Project duration: Four months
Tools: Base SAS, SAS Dataflux
Sohaib is the former Chief Analyst of NYC Mayor’s Office of Data Analytics. He is now a Data Scientist at OnDeck.
- HHS-Connect: This data source contains entities from the Health and Human Services (HHS) common client index (CCI). The index is composed of the output from an entity resolution process that occurs between three health and human services city agency source systems. All three systems record entities that are receiving or have received benefits from the city in some capacity. This data was a one-time load and remained static. It contains information about each head of household that contains an individual receiving benefits, but also records information about the entity in question, whether or not they are the head of the household.
- Experian: This data was purchased from Experian and reflects all individuals in their systems that have a 4-year-old child in their home and reside in New York City. This was also a one-time load. It is at the head of household level and records no information about children.

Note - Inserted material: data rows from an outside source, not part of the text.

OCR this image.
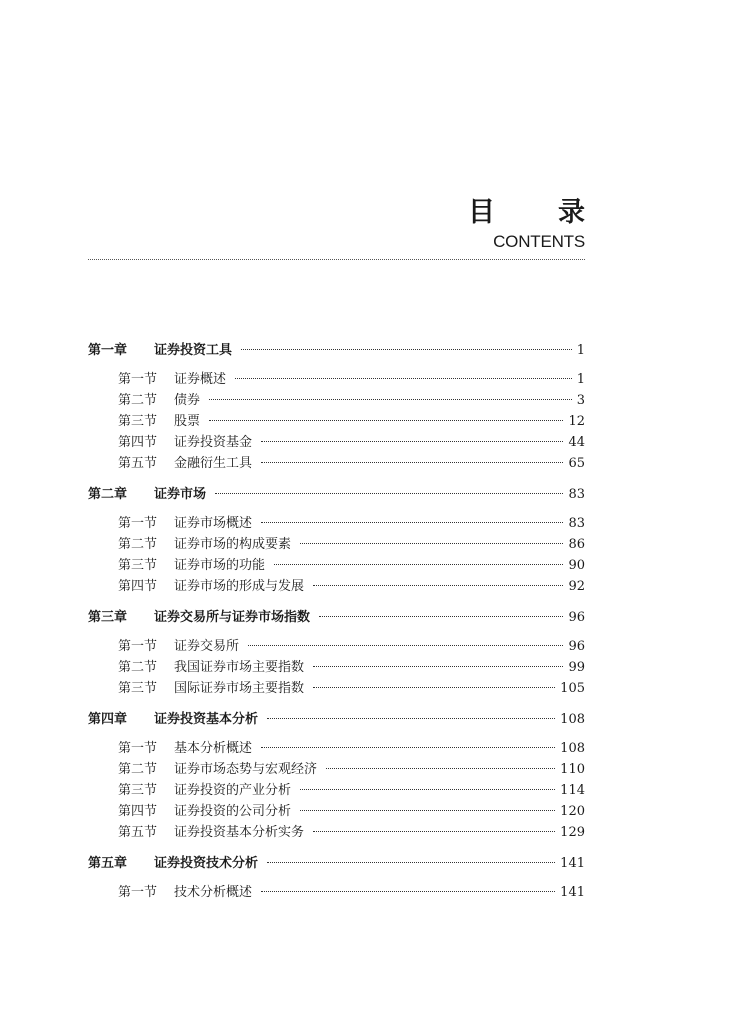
目　录
CONTENTS
第一章	证券投资工具	1
第一节	证券概述	1
第二节	债券	3
第三节	股票	12
第四节	证券投资基金	44
第五节	金融衍生工具	65
第二章	证券市场	83
第一节	证券市场概述	83
第二节	证券市场的构成要素	86
第三节	证券市场的功能	90
第四节	证券市场的形成与发展	92
第三章	证券交易所与证券市场指数	96
第一节	证券交易所	96
第二节	我国证券市场主要指数	99
第三节	国际证券市场主要指数	105
第四章	证券投资基本分析	108
第一节	基本分析概述	108
第二节	证券市场态势与宏观经济	110
第三节	证券投资的产业分析	114
第四节	证券投资的公司分析	120
第五节	证券投资基本分析实务	129
第五章	证券投资技术分析	141
第一节	技术分析概述	141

- Department of Health and Mental Hygiene (DOHMH) Birth Records: This data source was delivered by DOHMH and reflects every birth recorded in New York city 4 years ago. This was a one-time load and will not be refreshed. This data set is at the child level, but also records information about the child’s guardian.
- SEMS-Matched & SEMS-UnMatched: Two separate tables from the Department of Education’s Student Enrollment Management System (SEMS). They contain the same information about two different populations. The entities recorded are those that pre-registered for seats at schools and are divided by those who matched with the school of their choice and those that did not. SEMS was only active prior to the current active enrollment phase so these datasets are also static. This dataset records information at the child level, but also has guardian information.
- CBECC Online: This data source captures every application to schools designated for pre-k called CBECCs (community based early childhood center). Parents may submit as many applications for as many children as they wish. This dataset is at the application level and records both child and guardian information. It was refreshed on a nightly basis.
- ATS (Automate The School): This source captures every accepted and verified registration for pre-k. There can only be one entry per child and all data is verified with no blanks or corrupted information permitted. It records both child and guardian information and was refreshed nightly.
- Pre-Kids: This source contains information entered for every registration at every CBECC. However, this information is not verified or cleaned. It is at the registration level but the data quality can vary significantly since data entry is done by the CBECC and is not validated. This source was refreshed nightly and records are updated with new or changed information frequently.